While we have 14 species of poppies within the same genus (Eschscholtzia), the California poppy has the longest petals (up to 2.5 inches) of its group. It can also be identified from other species by its torus (a broad, flat rim just below the petals) and by its large size. Its petals can vary anywhere from pale yellow to brilliant orange. The plant’s leaves are feathery and divided, normally bluish green. They rise from a common base, radiating as a rosette. Healthy, well-watered plants can surpass 24” in height. They are normally annuals, but many will live as perennials that re-sprout from a stocky carrot-like root. The Jepson Manual (the formal “botanical bible” of California’s 6000+ native plant species) states that the species is “toxic but rarely eaten.” California’s 30 contributions to the entire poppy family include members of the genus Eschscholtzia but also numerous other smaller, fleshy annuals, a couple of robust white perennials (prickly poppy and Matilija poppy) as well as a tall and shrubby perennial, the “bush poppy.”

The brilliant color of the petals come from a group of yellow-orange pigments called xanthophylls (carotenoids) which, unlike chlorophyll are only slightly participatory in the plant process of photosynthesis. Such bright orange pigments are found in both plants and animals (like the yolk of an egg). A special variation of xanthophyll was discovered at Stanford University’s Carnegie Institute in 1938 and named Eschscholtzxanthin for the plant from which it was derived.

Toxic?

It is curious that the Jepson Manual declares the California poppy as toxic. For many reasons, we do not recommend the collection and ingestion of wild plants, but our state symbol has a long history of being utilized by native peoples. Its leaves and flowers were eaten and the plant was utilized for various medicinal reasons (colic, toothache, sleeplessness, etc.). Its non-opiate alkaloids appear to be responsible for the analgesic and sedative properties. Californidine is an alkaloid isolated from extracts of our California poppy, as well as from other members of the genus Eschscholtzia. One can readily search the web for numerous concoctions that have been purportedly derived from the California poppy’s compounds and are utilized for their sedative and anxiolytic (anxiety-reducing) properties. Mary Elizabeth Parsons mentions,

The Indians of Placer County, it is said, boil the herbage or roast it by means of hot stones, lay it in water afterward and then eat it as greens. A drug made from this plant is used in medicine as a harmless substitute for morphine and as a remedy for headache and insomnia, and it has an especially excellent effect with children. The Spanish-Californians make a hair oil which they prize highly, by frying the whole plant in olive oil and adding some choice perfume. This is said to promote the growth of the hair and to make it glossy.”

An immediate favorite among flower-fanciers, seeds of the California poppy were rapidly distributed around the world. While our brilliant orange “cups of gold” grace many gardens, they have also become “weeds”, leaping over fences and into neighboring fields.
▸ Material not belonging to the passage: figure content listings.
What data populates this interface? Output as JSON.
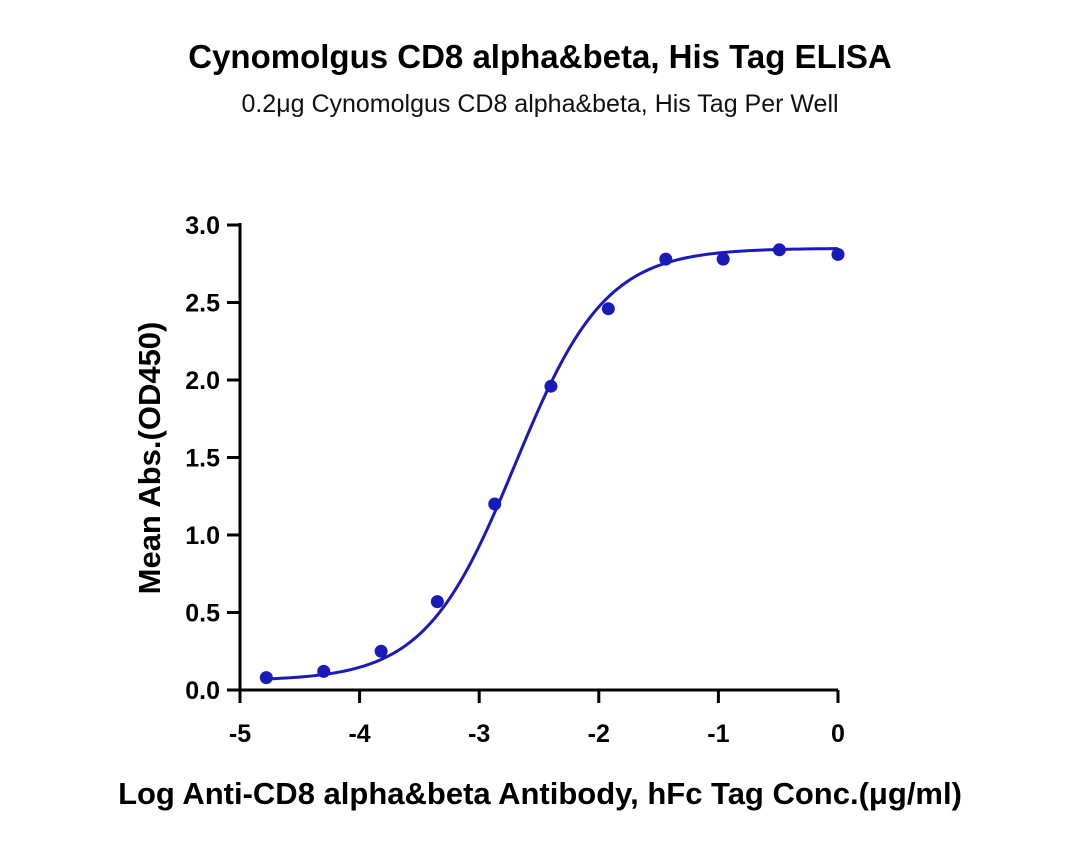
{
  "title": "Cynomolgus CD8 alpha&beta, His Tag ELISA",
  "subtitle": "0.2μg Cynomolgus CD8 alpha&beta, His Tag Per Well",
  "colors": {
    "series": "#1a1ab8",
    "axis": "#000000"
  },
  "chart_data": {
    "type": "scatter",
    "title": "Cynomolgus CD8 alpha&beta, His Tag ELISA",
    "subtitle": "0.2μg Cynomolgus CD8 alpha&beta, His Tag Per Well",
    "xlabel": "Log Anti-CD8 alpha&beta Antibody, hFc Tag Conc.(μg/ml)",
    "ylabel": "Mean Abs.(OD450)",
    "xlim": [
      -5,
      0
    ],
    "ylim": [
      0,
      3.0
    ],
    "xticks": [
      "-5",
      "-4",
      "-3",
      "-2",
      "-1",
      "0"
    ],
    "yticks": [
      "0.0",
      "0.5",
      "1.0",
      "1.5",
      "2.0",
      "2.5",
      "3.0"
    ],
    "grid": false,
    "series": [
      {
        "x": [
          -4.78,
          -4.3,
          -3.82,
          -3.35,
          -2.87,
          -2.4,
          -1.92,
          -1.44,
          -0.96,
          -0.49,
          0.0
        ],
        "y": [
          0.08,
          0.12,
          0.25,
          0.57,
          1.2,
          1.96,
          2.46,
          2.78,
          2.78,
          2.84,
          2.81
        ]
      }
    ],
    "fit_curve": {
      "type": "4PL",
      "bottom": 0.06,
      "top": 2.85,
      "log_ec50": -2.7,
      "hill_slope": 1.15
    }
  }
}
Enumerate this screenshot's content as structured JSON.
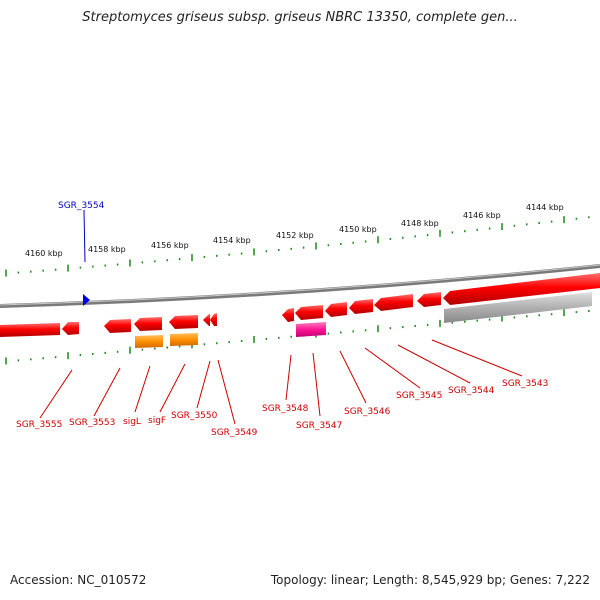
{
  "title": "Streptomyces griseus subsp. griseus NBRC 13350, complete gen...",
  "footer": {
    "accession": "Accession: NC_010572",
    "summary": "Topology: linear; Length: 8,545,929 bp; Genes: 7,222"
  },
  "colors": {
    "gene": "#ff0000",
    "highlight": "#0000cc",
    "rna": "#ff8c00",
    "pseudo": "#ff1493",
    "grey": "#a8a8a8",
    "tick": "#1a8a1a",
    "backbone": "#888888"
  },
  "scale_labels": [
    "4160 kbp",
    "4158 kbp",
    "4156 kbp",
    "4154 kbp",
    "4152 kbp",
    "4150 kbp",
    "4148 kbp",
    "4146 kbp",
    "4144 kbp"
  ],
  "highlight_gene": "SGR_3554",
  "gene_labels": [
    "SGR_3555",
    "SGR_3553",
    "sigL",
    "sigF",
    "SGR_3550",
    "SGR_3549",
    "SGR_3548",
    "SGR_3547",
    "SGR_3546",
    "SGR_3545",
    "SGR_3544",
    "SGR_3543"
  ]
}
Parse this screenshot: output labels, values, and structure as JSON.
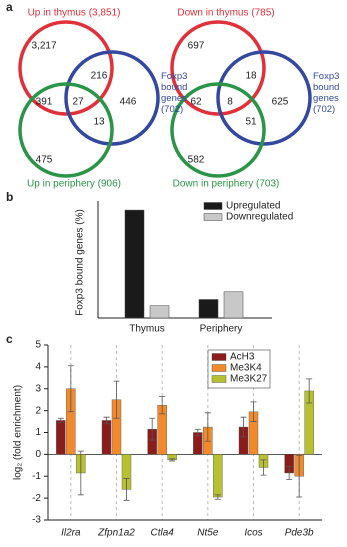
{
  "panels": [
    "a",
    "b",
    "c"
  ],
  "chart_data": [
    {
      "type": "venn",
      "sets": [
        {
          "name": "Up in thymus (3,851)",
          "color": "#e0303a"
        },
        {
          "name": "Foxp3 bound genes (702)",
          "color": "#3548a0"
        },
        {
          "name": "Up in periphery (906)",
          "color": "#2a9448"
        }
      ],
      "values": [
        3217,
        216,
        446,
        391,
        27,
        13,
        475
      ],
      "value_labels": [
        "3,217",
        "216",
        "446",
        "391",
        "27",
        "13",
        "475"
      ]
    },
    {
      "type": "venn",
      "sets": [
        {
          "name": "Down in thymus (785)",
          "color": "#e0303a"
        },
        {
          "name": "Foxp3 bound genes (702)",
          "color": "#3548a0"
        },
        {
          "name": "Down in periphery (703)",
          "color": "#2a9448"
        }
      ],
      "values": [
        697,
        18,
        625,
        62,
        8,
        51,
        582
      ],
      "value_labels": [
        "697",
        "18",
        "625",
        "62",
        "8",
        "51",
        "582"
      ]
    },
    {
      "type": "bar",
      "ylabel": "Foxp3 bound genes (%)",
      "categories": [
        "Thymus",
        "Periphery"
      ],
      "series": [
        {
          "name": "Upregulated",
          "color": "#1a1a1a",
          "values": [
            35,
            6
          ]
        },
        {
          "name": "Downregulated",
          "color": "#c8c8c8",
          "values": [
            4,
            8.5
          ]
        }
      ],
      "ylim": [
        0,
        36
      ],
      "legend": "upper-right"
    },
    {
      "type": "errorbar",
      "ylabel": "log₂ (fold enrichment)",
      "categories": [
        "Il2ra",
        "Zfpn1a2",
        "Ctla4",
        "Nt5e",
        "Icos",
        "Pde3b"
      ],
      "series": [
        {
          "name": "AcH3",
          "color": "#8b1c1c",
          "values": [
            1.55,
            1.55,
            1.15,
            1.0,
            1.25,
            -0.85
          ],
          "errors": [
            0.1,
            0.15,
            0.5,
            0.15,
            0.45,
            0.3
          ]
        },
        {
          "name": "Me3K4",
          "color": "#f08a2c",
          "values": [
            3.0,
            2.5,
            2.25,
            1.25,
            1.95,
            -1.0
          ],
          "errors": [
            1.05,
            0.85,
            0.4,
            0.65,
            0.45,
            0.95
          ]
        },
        {
          "name": "Me3K27",
          "color": "#b7c030",
          "values": [
            -0.85,
            -1.6,
            -0.25,
            -1.95,
            -0.6,
            2.9
          ],
          "errors": [
            1.0,
            0.5,
            0.05,
            0.1,
            0.35,
            0.55
          ]
        }
      ],
      "ylim": [
        -3,
        5
      ],
      "yticks": [
        -3,
        -2,
        -1,
        0,
        1,
        2,
        3,
        4,
        5
      ],
      "legend": "upper-right"
    }
  ]
}
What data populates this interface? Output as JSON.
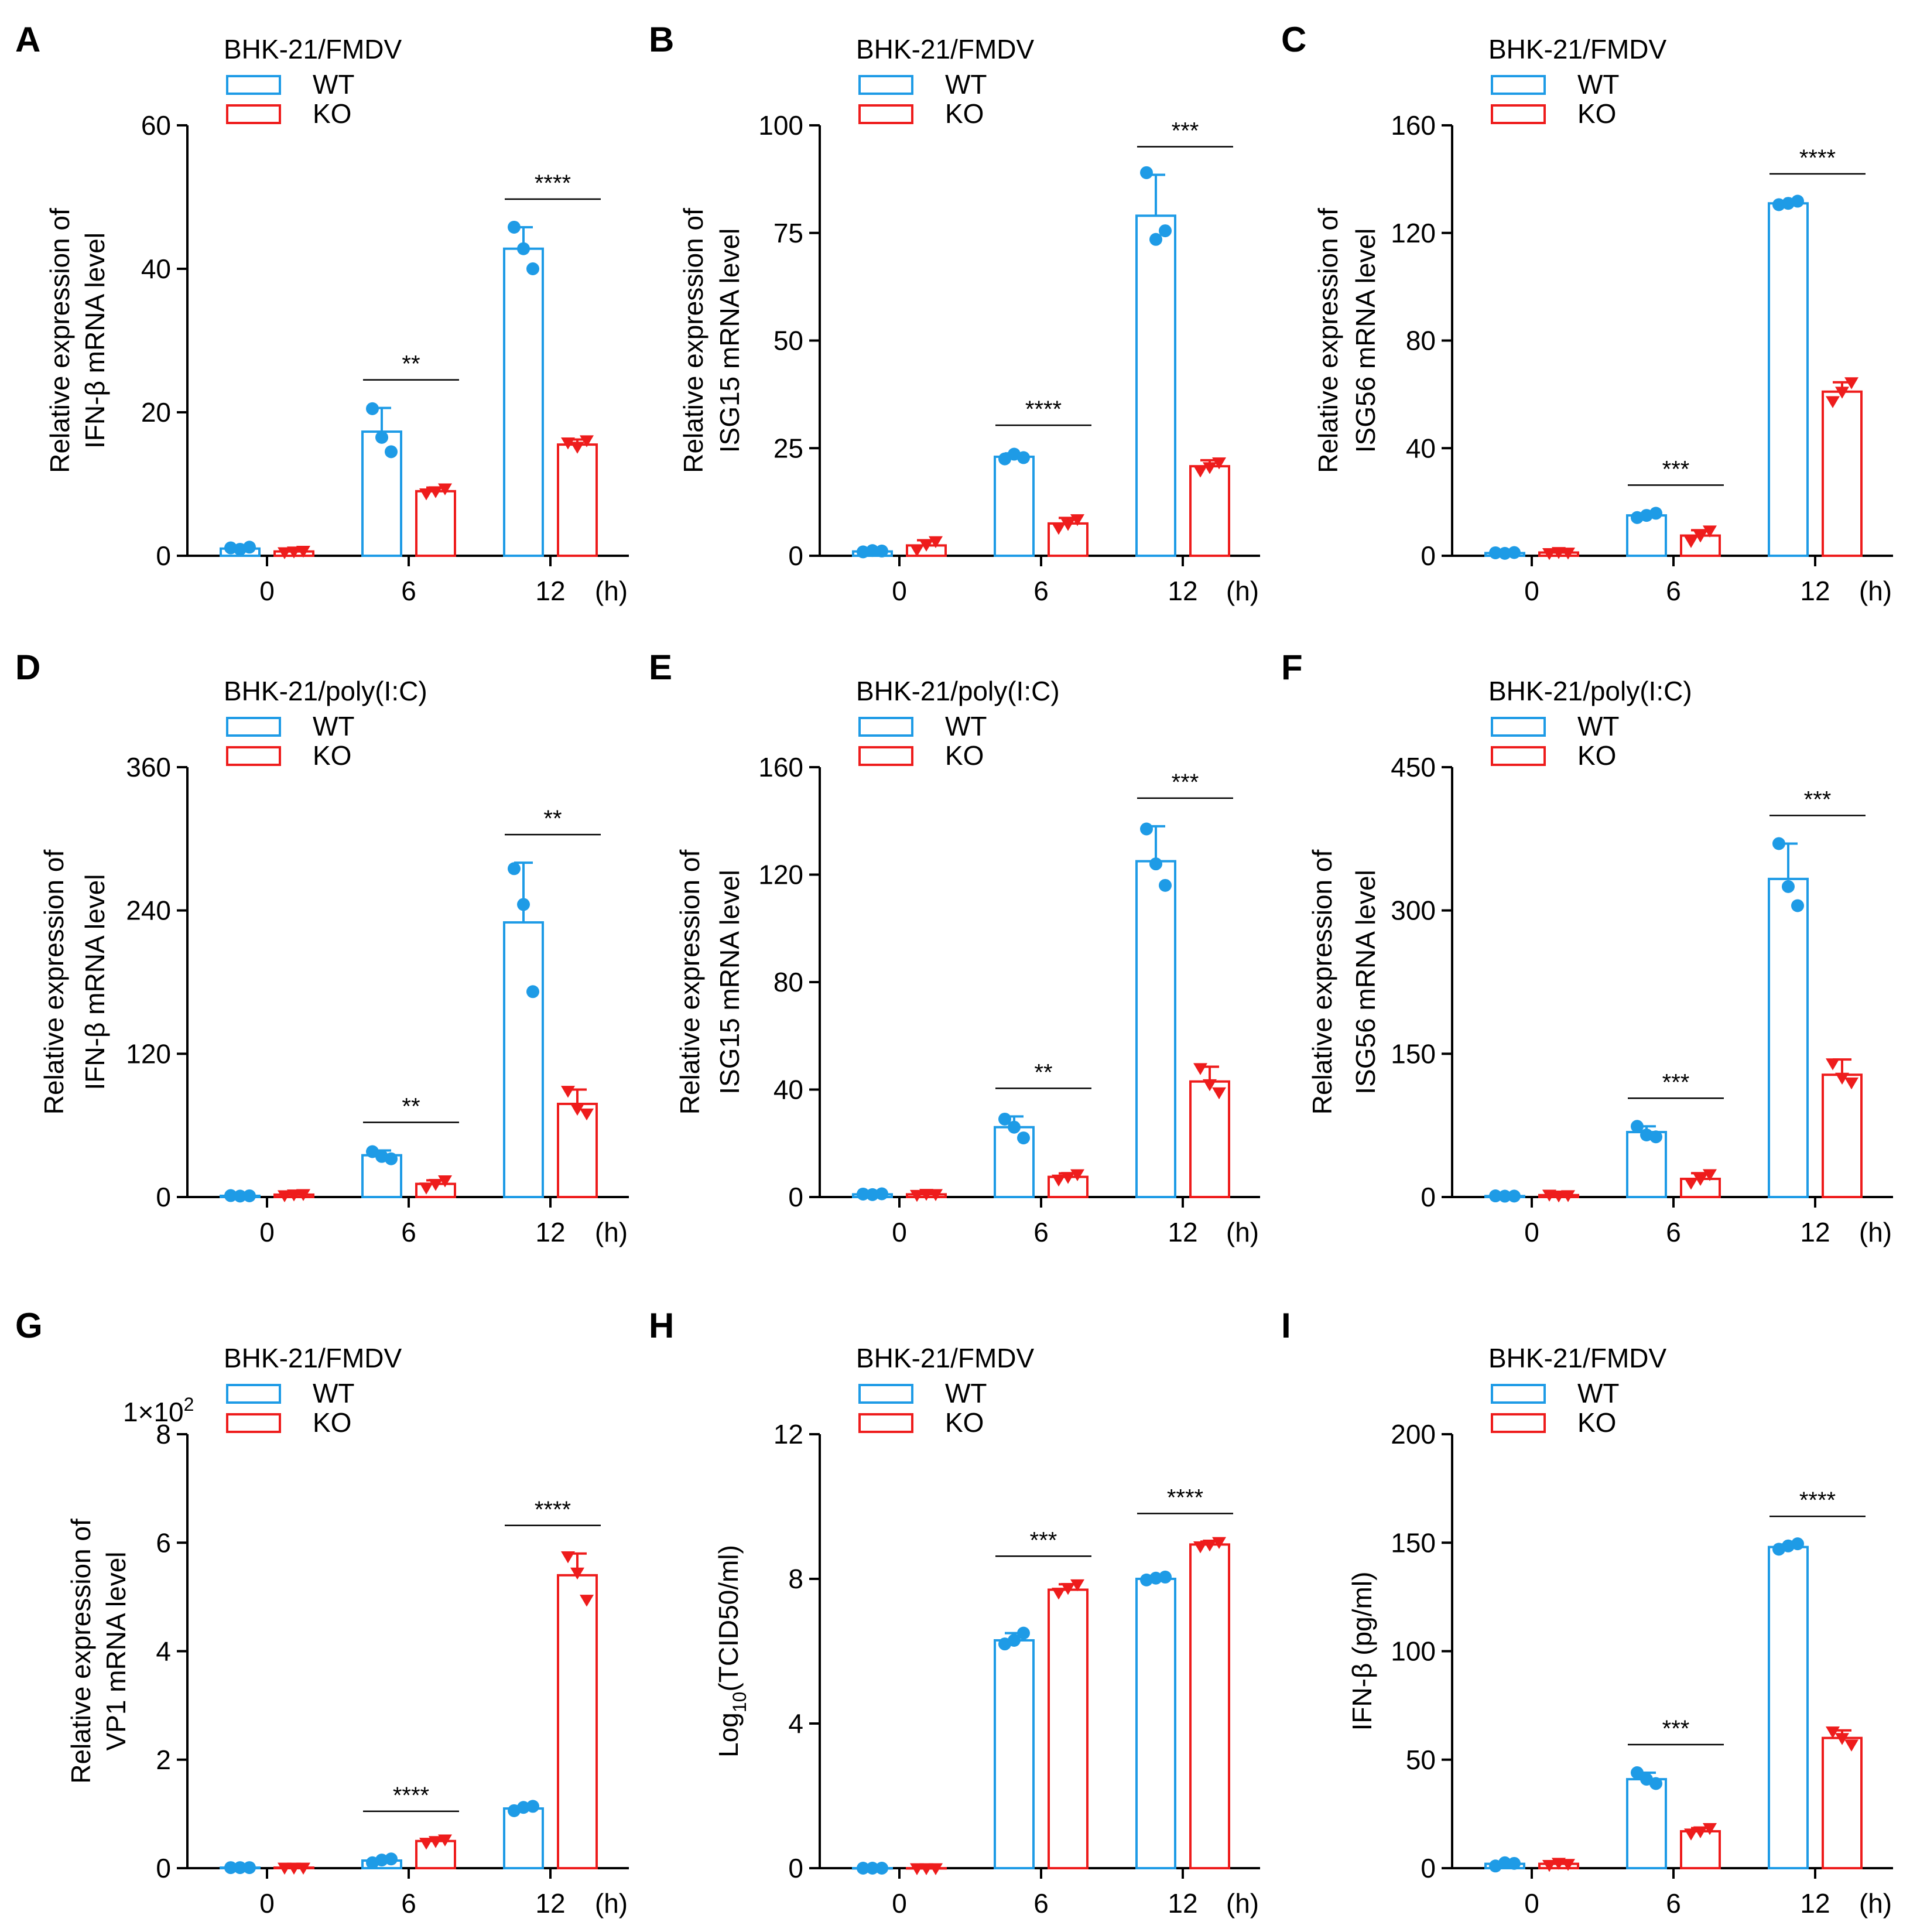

They can be found growing wild, often as invaders, throughout Europe, in Australia, South Africa, Chile and Argentina.

Legal to Collect?

So, since they grow everywhere, is it really illegal to collect California poppies? Yes and no. There is no law specifically protecting the California poppy wherever it grows. There is, however, a law about protecting it (and anything else that doesn’t belong to you) on private property. California Penal Code Sect. 384a requires landowner permission to remove or damage plant materials from property that a person does not own. Failure to do so can be construed as trespass and/or petty theft. Is the roadside/right-of-way private or public property? Do you really want the state or local gendarme to decide?

Since the seeds (and even seedlings) of California poppies are inexpensive and easily obtained, why not just promote your own population and pick poppies as prolifically as you please?